Tell the executor where to find the .env file by specifying the file's full path in the TCLOUD environment variable TCLOUD_ENV_FILE.

Note: the TCLOUD_ENV_FILE environment variable must be set on the executor's Docker container, just like the TCLOUD_URL, TCLOUD_CLIENT_ID, and TCLOUD_CLIENT_SECRET variables.

Network Configuration

Tobiko Cloud never pushes information into your network, so it doesn't need inbound access.

Instead, the executors you host make outbound requests polling Tobiko Cloud for work tasks and other information.

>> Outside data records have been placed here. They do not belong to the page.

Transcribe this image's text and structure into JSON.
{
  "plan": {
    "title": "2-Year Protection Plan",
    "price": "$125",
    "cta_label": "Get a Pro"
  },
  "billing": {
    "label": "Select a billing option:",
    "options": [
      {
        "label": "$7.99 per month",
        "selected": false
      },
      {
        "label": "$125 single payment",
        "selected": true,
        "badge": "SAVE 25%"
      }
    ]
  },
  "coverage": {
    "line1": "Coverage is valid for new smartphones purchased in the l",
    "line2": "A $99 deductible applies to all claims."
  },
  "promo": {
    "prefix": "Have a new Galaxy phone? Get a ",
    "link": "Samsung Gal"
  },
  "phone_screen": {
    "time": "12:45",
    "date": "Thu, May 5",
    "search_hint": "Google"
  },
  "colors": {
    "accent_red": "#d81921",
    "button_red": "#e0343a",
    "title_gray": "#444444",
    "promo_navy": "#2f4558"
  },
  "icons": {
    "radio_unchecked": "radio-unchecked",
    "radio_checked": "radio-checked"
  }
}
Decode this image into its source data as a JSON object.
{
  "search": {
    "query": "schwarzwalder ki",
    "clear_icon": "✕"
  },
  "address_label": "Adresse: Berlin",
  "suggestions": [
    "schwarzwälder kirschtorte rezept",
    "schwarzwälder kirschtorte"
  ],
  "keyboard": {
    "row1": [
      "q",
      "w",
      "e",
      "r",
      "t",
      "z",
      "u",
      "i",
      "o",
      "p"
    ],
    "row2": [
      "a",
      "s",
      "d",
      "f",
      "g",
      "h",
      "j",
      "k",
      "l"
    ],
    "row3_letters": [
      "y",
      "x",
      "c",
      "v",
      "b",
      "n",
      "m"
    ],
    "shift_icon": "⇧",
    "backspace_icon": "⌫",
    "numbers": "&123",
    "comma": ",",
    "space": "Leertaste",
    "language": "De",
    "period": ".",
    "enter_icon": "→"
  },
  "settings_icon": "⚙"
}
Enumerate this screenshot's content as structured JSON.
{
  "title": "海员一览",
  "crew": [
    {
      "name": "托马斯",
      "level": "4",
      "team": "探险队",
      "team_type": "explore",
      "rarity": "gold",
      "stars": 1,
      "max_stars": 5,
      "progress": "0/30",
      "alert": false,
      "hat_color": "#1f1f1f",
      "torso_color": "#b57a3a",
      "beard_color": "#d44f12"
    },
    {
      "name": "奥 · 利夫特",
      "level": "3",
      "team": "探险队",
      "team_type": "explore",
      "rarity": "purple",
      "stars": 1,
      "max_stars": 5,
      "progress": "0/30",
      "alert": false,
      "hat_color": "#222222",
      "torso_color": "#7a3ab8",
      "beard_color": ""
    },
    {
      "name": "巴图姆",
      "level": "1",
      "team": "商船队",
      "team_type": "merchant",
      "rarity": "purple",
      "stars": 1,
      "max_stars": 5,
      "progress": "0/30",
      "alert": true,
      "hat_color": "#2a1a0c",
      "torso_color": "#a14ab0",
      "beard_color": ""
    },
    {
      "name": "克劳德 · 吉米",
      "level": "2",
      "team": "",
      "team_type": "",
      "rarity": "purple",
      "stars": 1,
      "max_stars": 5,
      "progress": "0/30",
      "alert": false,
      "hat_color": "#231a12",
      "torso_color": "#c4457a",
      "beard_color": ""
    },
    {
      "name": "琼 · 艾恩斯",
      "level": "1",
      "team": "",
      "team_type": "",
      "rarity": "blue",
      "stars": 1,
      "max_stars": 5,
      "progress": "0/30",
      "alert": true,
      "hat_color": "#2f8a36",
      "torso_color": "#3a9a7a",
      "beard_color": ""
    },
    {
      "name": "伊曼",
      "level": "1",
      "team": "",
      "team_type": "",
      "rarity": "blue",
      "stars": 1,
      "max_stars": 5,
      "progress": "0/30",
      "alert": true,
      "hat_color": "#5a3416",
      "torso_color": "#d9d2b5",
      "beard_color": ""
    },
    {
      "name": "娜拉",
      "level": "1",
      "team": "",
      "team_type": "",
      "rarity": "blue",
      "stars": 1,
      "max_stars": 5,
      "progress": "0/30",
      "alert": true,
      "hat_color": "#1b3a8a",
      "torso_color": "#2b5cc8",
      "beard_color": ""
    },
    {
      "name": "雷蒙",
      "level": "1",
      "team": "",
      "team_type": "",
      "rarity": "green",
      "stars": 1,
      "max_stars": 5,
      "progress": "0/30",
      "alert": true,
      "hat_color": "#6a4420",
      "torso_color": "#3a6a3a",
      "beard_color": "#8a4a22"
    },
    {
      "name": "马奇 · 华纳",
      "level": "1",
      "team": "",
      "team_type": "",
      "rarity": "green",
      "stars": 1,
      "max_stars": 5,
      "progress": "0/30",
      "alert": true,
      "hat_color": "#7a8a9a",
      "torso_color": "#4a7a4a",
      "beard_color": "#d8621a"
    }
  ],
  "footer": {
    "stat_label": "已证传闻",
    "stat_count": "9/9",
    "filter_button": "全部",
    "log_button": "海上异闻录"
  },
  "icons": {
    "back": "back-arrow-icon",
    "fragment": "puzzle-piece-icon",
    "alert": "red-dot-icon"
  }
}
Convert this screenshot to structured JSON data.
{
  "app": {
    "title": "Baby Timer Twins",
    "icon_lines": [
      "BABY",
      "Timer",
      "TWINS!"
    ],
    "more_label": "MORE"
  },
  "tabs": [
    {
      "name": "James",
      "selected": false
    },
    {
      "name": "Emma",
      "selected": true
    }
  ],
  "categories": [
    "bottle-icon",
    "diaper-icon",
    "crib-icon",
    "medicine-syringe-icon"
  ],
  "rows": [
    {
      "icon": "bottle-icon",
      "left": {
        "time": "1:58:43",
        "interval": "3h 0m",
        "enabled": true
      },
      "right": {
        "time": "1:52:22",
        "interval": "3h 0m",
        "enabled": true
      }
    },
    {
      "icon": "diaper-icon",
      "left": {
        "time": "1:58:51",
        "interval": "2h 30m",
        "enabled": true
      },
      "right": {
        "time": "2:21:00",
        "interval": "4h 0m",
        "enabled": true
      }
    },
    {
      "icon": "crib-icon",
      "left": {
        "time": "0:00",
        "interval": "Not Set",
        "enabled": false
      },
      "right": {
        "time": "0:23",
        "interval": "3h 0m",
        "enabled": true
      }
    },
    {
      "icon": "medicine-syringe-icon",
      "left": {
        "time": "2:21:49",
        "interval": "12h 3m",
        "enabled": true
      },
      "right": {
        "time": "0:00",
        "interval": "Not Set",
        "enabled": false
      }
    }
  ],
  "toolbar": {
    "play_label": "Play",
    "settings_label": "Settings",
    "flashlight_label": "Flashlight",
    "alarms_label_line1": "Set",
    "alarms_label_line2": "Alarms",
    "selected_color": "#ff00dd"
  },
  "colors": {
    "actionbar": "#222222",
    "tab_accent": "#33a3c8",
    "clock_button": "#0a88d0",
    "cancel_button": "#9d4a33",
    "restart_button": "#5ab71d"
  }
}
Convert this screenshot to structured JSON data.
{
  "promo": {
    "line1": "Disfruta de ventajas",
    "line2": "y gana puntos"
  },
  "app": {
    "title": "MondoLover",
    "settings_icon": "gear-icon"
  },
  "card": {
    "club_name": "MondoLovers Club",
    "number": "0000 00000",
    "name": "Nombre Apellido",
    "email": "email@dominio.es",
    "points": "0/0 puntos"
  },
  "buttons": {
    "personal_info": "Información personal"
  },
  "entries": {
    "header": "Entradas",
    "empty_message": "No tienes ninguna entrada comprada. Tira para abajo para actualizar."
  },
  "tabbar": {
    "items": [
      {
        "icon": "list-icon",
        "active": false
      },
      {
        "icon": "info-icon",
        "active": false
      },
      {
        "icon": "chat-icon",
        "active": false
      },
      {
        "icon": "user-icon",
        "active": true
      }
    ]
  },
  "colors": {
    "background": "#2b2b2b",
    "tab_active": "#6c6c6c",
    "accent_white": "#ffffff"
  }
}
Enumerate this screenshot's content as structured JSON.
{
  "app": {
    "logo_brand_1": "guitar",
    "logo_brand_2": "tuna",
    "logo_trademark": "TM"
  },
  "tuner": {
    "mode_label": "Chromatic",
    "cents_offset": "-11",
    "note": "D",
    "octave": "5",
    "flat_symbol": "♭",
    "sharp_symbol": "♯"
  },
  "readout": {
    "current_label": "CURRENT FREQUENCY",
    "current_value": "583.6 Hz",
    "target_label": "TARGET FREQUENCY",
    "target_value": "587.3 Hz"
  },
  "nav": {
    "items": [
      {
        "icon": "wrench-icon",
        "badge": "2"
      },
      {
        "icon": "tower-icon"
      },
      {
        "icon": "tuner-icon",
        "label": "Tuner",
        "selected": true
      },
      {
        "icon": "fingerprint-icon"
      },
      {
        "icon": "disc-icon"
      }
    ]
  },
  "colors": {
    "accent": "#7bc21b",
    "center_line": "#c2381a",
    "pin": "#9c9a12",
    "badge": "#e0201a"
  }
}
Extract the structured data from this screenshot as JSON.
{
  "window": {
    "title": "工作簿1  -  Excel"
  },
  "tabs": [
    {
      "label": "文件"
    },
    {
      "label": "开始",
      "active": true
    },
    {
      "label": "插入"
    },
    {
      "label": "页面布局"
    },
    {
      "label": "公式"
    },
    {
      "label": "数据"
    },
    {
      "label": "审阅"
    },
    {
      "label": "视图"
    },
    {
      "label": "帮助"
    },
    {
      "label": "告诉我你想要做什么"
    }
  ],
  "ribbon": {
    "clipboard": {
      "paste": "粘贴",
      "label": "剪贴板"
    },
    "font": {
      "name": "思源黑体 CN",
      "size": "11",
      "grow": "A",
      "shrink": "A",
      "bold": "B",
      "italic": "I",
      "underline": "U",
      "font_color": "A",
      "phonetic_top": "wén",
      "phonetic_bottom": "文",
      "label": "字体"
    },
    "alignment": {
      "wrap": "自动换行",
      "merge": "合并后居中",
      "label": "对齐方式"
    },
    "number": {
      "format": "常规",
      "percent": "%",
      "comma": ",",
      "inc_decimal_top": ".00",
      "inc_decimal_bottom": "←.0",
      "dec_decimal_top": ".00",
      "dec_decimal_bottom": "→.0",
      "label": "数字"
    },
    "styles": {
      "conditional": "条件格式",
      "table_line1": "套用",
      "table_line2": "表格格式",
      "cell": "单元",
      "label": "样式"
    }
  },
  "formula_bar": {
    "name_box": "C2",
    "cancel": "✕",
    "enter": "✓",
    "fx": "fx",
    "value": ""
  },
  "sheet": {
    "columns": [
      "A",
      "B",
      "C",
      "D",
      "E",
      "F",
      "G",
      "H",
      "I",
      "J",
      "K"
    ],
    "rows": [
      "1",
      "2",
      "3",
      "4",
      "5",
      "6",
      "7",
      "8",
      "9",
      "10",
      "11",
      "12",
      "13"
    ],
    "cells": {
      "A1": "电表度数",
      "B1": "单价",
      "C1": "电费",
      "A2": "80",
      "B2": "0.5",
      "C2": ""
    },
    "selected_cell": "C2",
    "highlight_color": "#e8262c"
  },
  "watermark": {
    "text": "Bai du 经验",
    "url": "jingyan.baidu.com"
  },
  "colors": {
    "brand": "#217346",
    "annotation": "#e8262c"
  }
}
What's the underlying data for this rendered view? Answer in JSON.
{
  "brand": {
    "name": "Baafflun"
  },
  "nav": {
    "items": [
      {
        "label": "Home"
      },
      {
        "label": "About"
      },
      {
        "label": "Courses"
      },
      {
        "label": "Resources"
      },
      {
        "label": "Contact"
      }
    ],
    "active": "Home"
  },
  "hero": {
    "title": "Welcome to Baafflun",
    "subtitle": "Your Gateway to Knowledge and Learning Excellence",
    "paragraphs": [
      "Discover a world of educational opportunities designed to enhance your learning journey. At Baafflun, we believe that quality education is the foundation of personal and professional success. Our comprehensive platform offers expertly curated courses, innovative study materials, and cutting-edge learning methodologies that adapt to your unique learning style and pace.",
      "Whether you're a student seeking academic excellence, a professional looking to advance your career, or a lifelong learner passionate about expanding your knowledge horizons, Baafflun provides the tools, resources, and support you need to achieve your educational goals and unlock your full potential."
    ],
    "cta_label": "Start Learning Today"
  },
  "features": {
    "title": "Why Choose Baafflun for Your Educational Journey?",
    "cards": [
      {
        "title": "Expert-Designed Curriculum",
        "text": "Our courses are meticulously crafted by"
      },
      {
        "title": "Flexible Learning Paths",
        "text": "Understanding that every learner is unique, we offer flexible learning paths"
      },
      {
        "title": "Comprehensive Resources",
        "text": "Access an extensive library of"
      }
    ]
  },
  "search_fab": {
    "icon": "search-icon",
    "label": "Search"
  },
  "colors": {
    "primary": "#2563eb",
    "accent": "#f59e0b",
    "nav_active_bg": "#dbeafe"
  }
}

Executors are only required to connect to Tobiko Cloud and your SQL engine, with all information flowing via outbound requests.

If the executors are running in a network without public internet access, configure the network to allow executor and local user access to Tobiko Cloud on these IP addresses:

34.28.17.91
34.136.27.153
34.136.131.201

Project Configuration

Project configuration is the same for hybrid and standard Tobiko Cloud deployments.

See connection configuration for details.

Required system specs

The exact system requirements for executors vary depending on your project and work processes.

In general, we recommend a minimum of 2GB of RAM and 1 vCPU for each executor.

Complex or resource-intensive Python models may require executors with more resources.

Health checks

In production settings, we recommend setting up health checks to monitor the status of your executors.

Health checks help ensure your executors are operating correctly and can identify issues before they impact your workflows.

For detailed information on implementing health checks:

Both executor types (run and apply) should have appropriate health checks to ensure proper system monitoring and reliability.

Note When configuring health checks, ensure timeouts are set appropriately based on your executors' resources. Default timeouts can sometimes be too short.